A Agência estende-se à busca pragmática da Malásia por amplas parcerias económicas globais. As relações com a China não excluem compromissos com outros países, como se pode ver na participação da Malásia em quadros económicos como o Acordo Abrangente e Progressivo para a Parceria Trans-Pacífico (CPTPP) e o Quadro Económico Indo-Pacífico liderado pelos EUA, que não envolvem a China . Da mesma forma, a aceitação da BRI pela Malásia não impede o seu apoio a outras iniciativas, como o Global Gateway da União Europeia. O projecto da Cidade Industrial Marítima de Lumut, no valor de 16 mil milhões de dólares, por exemplo, deverá beneficiar do investimento da UE. Com os EUA, a Malásia tem um memorando de cooperação sobre a resiliência da cadeia de abastecimento de semicondutores, reforçado pela sua posição como a maior fonte de importações americanas de semicondutores.

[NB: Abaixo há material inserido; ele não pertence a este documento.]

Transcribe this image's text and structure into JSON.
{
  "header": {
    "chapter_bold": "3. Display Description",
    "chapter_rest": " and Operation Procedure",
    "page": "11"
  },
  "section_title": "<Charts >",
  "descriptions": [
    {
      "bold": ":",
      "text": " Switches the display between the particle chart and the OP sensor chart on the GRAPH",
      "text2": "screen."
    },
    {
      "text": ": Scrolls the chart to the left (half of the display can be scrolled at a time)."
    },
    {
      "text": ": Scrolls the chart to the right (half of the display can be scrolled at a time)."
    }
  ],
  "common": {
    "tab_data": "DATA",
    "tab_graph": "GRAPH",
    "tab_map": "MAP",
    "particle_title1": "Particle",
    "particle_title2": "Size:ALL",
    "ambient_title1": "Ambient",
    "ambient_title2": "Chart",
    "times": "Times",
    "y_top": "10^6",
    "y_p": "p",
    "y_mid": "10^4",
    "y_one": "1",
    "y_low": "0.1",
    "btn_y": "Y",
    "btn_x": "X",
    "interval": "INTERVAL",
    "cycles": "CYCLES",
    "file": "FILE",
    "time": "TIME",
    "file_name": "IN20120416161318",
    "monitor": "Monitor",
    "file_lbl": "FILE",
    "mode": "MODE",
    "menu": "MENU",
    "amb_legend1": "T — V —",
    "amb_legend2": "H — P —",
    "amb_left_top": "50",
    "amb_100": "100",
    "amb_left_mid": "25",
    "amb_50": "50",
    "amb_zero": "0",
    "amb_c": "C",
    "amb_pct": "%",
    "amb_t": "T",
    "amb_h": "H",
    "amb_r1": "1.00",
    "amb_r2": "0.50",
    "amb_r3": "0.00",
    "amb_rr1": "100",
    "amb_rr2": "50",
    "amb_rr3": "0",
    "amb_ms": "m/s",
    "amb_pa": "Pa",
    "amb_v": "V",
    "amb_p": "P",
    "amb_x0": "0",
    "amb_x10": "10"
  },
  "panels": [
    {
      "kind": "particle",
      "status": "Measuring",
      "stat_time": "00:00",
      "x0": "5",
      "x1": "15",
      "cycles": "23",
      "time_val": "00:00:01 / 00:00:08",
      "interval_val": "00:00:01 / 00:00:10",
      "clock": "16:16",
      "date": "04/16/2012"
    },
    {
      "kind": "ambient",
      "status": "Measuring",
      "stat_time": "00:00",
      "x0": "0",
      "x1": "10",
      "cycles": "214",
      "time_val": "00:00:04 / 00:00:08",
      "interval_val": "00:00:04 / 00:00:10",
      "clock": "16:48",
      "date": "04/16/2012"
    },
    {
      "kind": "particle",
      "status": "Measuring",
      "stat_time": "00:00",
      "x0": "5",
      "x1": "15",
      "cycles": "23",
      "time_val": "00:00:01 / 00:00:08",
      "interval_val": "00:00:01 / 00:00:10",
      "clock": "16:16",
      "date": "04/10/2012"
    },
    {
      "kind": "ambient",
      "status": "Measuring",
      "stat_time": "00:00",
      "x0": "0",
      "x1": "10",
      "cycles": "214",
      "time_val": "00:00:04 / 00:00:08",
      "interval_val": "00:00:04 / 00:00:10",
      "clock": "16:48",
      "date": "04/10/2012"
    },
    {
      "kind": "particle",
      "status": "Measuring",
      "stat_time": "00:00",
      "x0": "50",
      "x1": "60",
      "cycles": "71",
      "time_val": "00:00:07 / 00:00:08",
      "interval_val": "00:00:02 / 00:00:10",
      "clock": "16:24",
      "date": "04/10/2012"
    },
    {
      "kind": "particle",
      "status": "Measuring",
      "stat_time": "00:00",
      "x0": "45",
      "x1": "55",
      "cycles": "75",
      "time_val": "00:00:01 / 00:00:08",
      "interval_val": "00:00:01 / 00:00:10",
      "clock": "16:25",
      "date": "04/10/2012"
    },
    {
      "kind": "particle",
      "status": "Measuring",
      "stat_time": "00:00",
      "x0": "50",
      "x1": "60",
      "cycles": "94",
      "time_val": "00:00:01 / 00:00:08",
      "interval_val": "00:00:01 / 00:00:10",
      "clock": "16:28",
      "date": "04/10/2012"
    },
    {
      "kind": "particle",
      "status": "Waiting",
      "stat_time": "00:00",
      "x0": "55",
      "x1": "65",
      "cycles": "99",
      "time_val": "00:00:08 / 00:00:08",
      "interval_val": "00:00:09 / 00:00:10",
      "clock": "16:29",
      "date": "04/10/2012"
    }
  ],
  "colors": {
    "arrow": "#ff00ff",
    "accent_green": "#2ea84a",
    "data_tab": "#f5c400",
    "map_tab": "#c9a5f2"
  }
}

A Agência reflecte-se também nos esforços intensificados para diversificar o comércio através de uma maior cooperação Sul-Sul, para além do pedido de adesão ao BRICS apresentado pela Malásia. Por exemplo, a Malásia formalizou um Comité Comercial Misto bilateral com o Brasil, concordando em reforçar a colaboração em semicondutores e energia. Com a Índia, as relações foram melhoradas em Agosto para uma parceria estratégica abrangente, abrangendo um maior envolvimento governamental e empresarial. Além disso, como futuro presidente da ASEAN, a Malásia também destacou o seu interesse em defender o crescimento do comércio intra-ASEAN.
A estratégia geoeconómica implícita da Malásia demonstra, portanto, uma abordagem equilibrada, evitando o alinhamento com qualquer potência única, seja a China ou os EUA.
O mito da superdependência
No final das contas, os relatos sobre a dependência excessiva da Malásia em relação à China têm sido muito exagerados. Vagas e mal definidas, estas afirmações revelam-se após um exame atento dos dados bilaterais e multilaterais sobre comércio e investimento. Da mesma forma, existe uma tendência errada para interpretar mal os fortes laços da Malásia com a China como uma adesão desenfreada a Pequim, que se considera ocorrer à custa de Washington ou de Bruxelas. Este raciocínio ignora a cooperação económica que Putrajaya estabeleceu com uma miríade de parceiros globais. Também não reconhece a intervenção da Malásia na salvaguarda dos seus interesses económicos.
Em última análise, o posicionamento estratégico da Malásia transcende narrativas simplistas de soma zero, mostrando a sua capacidade de envolver a China sem se afastar do Ocidente ou do resto. Em vez disso, reflecte as realidades geoeconómicas de uma economia altamente aberta que navega num mundo complexo e interligado.